While Daum easily manages to grasp the nuances, or at least the accepted maxims, of a lower Manhattan lifestyle (rodents, food delivery, impossibly high rent), the scenery, characters, and spiritually empty thoughts all come across like leftovers from more popular narratives. Daum's book of essays, My Misspent Youth, clearly shows that she doesn't need to rely on caricatures. However, Trout's boss Faye Figaro is a lightly dusted Miranda Priestly and her Prairie City boyfriend Mason Clay is aesthetically Sex and the City's Aidan Shaw with an unironic meth problem.

Prairie City, a town located ambiguously in "USA," is the central location that Trout visits, then relocates to, while filming a segment on methamphetamine and its prominence among Midwestern women. The problem for Trout, but one of the more genuine aspects of the narrative, is that Trout assumes that the modest, easy-going town is not only what her life is missing but the central piece that will ultimately redeem the good person buried within her.

What The Quality of Life Report laboriously succeeds in doing is proving that although Trout can run from Manhattan's city limits, all the toil and trouble she has experienced fails to prepare her for a life outside the delivery route. Despite its heartland moniker, Prairie City is not the Oregon Trail rest area Trout envisioned. After a year of infrequent reporting on such topics as how to throw a barn dance and Midwestern book clubs, Lucinda isn't stuck in Manhattan anymore. Instead, she is stuck in a large cabin, living with a meth-addicted boyfriend with three children, a menagerie of animals in the back yard, and surrounded only by Prairie City denizens whom she routinely exploits for the sake of an edgy segment.

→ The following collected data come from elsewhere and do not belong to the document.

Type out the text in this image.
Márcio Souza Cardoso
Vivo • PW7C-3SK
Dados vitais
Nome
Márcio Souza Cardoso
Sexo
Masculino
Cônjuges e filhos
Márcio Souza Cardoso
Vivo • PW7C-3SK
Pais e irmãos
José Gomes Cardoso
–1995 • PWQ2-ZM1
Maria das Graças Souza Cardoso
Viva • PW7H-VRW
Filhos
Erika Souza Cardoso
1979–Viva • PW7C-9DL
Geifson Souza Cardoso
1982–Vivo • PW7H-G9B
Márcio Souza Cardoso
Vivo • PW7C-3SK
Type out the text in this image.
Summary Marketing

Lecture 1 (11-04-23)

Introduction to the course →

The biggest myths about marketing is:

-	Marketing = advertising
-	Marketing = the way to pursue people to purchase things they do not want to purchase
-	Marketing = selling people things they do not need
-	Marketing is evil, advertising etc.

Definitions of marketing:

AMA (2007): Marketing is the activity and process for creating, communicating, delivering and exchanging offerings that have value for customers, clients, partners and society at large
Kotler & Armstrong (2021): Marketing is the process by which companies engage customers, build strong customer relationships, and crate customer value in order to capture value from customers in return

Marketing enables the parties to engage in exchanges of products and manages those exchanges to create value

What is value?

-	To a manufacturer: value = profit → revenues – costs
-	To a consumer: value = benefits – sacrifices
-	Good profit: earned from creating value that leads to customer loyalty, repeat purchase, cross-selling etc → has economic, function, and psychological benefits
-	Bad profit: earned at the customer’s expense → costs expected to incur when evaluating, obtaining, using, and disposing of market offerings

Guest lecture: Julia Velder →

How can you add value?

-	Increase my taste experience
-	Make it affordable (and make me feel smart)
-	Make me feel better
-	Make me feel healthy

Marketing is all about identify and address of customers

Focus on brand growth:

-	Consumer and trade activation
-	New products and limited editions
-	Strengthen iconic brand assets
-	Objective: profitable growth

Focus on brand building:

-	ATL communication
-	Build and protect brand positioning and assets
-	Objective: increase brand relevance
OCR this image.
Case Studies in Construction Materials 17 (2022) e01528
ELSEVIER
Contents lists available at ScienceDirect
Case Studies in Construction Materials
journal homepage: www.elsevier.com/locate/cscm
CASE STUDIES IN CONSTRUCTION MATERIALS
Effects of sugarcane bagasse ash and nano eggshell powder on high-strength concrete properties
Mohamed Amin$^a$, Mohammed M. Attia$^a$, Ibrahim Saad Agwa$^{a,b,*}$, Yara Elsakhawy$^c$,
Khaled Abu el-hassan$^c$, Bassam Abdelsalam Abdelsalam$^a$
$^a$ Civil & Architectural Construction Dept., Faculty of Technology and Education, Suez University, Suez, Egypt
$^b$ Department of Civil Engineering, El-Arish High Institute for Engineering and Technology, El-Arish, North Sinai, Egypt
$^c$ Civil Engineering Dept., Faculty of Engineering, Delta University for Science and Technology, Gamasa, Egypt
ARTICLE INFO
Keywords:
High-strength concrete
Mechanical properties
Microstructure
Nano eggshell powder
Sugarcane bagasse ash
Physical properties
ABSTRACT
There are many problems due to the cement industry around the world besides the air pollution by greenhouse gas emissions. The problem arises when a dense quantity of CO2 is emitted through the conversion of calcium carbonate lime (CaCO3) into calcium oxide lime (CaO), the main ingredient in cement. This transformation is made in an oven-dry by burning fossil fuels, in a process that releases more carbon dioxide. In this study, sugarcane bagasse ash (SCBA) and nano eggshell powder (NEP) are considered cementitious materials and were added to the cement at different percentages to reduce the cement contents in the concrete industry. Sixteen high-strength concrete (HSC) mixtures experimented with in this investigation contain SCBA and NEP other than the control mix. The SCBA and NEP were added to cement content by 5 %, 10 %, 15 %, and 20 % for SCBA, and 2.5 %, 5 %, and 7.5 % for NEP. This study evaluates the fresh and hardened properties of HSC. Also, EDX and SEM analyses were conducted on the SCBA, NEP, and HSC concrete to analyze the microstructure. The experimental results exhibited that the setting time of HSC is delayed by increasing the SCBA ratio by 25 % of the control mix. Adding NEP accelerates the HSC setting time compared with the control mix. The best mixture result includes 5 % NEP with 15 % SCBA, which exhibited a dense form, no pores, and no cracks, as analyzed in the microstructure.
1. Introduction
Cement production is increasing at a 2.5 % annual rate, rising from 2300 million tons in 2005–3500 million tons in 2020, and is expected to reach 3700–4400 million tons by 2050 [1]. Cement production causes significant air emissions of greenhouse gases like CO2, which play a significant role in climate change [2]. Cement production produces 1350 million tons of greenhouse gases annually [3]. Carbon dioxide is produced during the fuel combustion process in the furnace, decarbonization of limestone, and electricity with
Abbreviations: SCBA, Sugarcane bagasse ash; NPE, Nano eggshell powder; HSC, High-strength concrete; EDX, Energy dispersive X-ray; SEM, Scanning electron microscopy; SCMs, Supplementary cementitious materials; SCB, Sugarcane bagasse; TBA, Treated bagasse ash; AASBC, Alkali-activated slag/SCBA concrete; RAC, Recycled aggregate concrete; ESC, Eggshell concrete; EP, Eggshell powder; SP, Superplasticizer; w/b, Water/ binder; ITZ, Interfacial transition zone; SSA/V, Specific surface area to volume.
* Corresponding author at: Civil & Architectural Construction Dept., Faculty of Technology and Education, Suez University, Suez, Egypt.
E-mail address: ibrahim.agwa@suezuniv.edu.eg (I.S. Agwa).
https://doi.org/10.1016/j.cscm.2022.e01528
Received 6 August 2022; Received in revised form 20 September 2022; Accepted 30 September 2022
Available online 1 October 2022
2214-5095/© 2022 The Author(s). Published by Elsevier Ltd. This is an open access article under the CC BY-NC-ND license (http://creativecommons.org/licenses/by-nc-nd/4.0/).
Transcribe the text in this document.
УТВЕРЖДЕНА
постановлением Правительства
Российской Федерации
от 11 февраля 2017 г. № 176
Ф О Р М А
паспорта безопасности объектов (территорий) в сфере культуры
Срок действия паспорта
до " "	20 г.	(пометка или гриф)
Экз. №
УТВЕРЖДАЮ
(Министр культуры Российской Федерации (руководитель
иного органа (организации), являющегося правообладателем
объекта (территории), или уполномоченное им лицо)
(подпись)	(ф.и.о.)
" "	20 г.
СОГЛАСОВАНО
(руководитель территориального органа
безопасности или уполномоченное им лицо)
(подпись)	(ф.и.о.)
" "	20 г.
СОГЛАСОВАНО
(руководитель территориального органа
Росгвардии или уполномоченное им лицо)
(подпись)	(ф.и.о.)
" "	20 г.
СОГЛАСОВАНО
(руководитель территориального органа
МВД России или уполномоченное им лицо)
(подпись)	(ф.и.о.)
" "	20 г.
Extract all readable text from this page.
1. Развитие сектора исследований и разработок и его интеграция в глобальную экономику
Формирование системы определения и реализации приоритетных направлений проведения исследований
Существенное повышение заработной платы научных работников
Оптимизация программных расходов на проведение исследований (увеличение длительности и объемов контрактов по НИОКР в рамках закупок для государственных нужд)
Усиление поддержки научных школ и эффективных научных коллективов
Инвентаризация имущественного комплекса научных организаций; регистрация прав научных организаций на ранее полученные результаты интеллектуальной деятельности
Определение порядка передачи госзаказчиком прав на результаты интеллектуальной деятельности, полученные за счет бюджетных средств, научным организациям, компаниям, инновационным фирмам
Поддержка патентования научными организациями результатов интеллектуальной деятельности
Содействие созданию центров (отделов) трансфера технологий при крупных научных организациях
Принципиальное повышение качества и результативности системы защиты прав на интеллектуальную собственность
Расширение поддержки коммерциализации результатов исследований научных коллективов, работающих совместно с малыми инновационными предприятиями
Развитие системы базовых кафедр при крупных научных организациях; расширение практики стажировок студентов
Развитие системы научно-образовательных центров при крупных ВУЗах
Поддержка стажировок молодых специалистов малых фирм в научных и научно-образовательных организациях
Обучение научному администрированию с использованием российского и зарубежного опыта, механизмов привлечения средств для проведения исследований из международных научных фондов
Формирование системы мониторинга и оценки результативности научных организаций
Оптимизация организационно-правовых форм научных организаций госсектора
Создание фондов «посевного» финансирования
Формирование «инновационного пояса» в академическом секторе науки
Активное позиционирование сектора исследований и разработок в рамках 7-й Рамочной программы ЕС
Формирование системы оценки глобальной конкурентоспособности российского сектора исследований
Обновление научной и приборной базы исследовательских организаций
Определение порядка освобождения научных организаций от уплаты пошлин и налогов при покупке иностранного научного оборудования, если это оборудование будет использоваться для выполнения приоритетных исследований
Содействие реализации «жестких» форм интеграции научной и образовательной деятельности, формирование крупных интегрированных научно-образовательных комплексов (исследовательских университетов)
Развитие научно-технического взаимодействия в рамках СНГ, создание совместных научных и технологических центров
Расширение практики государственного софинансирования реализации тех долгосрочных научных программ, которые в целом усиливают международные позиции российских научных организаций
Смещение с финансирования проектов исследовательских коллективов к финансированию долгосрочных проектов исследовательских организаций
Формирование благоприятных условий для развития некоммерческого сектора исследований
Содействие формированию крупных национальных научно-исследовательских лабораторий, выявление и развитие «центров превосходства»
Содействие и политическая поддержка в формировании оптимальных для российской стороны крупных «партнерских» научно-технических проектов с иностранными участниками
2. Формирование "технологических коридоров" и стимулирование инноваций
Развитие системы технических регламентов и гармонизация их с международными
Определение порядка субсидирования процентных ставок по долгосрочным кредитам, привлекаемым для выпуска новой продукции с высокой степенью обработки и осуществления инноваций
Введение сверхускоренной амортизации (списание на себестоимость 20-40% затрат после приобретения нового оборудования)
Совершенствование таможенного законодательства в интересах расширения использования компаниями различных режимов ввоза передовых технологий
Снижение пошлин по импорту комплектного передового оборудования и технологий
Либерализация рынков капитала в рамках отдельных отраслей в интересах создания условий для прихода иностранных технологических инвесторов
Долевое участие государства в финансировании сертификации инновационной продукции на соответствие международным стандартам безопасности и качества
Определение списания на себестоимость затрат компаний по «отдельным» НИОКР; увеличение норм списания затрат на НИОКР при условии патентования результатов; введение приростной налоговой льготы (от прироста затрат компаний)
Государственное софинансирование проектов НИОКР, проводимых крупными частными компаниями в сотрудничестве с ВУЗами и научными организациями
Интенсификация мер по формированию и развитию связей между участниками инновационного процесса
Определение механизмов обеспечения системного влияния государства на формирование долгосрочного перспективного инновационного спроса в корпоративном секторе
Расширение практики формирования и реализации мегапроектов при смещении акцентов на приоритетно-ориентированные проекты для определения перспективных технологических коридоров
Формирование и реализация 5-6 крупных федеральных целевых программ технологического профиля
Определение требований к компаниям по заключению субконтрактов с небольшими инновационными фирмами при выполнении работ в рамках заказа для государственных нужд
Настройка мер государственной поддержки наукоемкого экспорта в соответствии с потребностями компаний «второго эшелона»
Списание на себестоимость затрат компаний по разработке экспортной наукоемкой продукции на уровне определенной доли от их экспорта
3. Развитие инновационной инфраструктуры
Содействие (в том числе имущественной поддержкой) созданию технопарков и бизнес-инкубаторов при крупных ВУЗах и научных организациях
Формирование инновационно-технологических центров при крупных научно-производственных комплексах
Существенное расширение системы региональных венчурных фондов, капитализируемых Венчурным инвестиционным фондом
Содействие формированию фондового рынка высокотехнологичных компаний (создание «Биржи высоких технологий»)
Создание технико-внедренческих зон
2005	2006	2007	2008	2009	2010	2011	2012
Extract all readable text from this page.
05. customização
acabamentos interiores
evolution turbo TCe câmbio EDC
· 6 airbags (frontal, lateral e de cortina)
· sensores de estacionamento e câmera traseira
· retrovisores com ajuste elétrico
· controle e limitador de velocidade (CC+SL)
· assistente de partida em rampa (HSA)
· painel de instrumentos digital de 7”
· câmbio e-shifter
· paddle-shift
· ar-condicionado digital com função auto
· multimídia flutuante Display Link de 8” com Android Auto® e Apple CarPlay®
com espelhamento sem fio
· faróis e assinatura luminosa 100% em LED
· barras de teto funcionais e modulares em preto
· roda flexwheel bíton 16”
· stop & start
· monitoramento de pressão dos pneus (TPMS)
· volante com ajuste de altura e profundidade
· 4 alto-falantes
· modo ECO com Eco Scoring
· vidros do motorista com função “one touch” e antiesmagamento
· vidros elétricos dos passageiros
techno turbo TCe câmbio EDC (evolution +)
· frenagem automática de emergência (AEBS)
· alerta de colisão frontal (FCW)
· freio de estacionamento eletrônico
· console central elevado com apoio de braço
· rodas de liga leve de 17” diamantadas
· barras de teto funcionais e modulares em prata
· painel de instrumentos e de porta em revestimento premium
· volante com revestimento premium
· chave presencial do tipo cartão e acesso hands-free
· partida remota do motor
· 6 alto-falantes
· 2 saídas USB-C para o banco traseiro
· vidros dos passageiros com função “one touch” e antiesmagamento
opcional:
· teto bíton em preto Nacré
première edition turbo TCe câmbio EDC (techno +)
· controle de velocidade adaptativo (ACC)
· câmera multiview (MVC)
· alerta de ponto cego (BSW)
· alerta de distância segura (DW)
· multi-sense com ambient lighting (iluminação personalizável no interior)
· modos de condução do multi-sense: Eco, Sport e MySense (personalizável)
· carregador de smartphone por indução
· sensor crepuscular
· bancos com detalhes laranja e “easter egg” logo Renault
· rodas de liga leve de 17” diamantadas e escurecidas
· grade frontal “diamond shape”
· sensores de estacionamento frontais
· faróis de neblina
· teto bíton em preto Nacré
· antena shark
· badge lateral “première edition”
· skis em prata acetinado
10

Daum frequently alternates between Prairie City and Trout's former stomping ground, but apparently only to contrast the stereotypically self-absorbed fashionistas of lower Manhattan with the self-absorbed mall-goers of the heartland. While waiting for Trout to have a long-awaited revelation about her own life, readers are instead treated to too-late and half-hearted humor (an over-zealous horse ejaculates on barn dancers), limp decision making ("move on"), and an untidy resolution (wait, does she leave? Does she stay?).

While The Quality of Life Report starts off as a fresh commentary on the journey to a (seemingly) better life, it inevitably falls flat and comes across as something akin to bad chick lit, wherein the characters' motives are nothing if not anticipated and wholly un-interesting. Daum is typically the tongue-in-cheek, clever author of essays and articles that literally beg for more of the same, but in this case, readers are left crossing their fingers that Lucinda Trout isn't Meghan Daum's nom de guerre and that a redeeming work is on the way.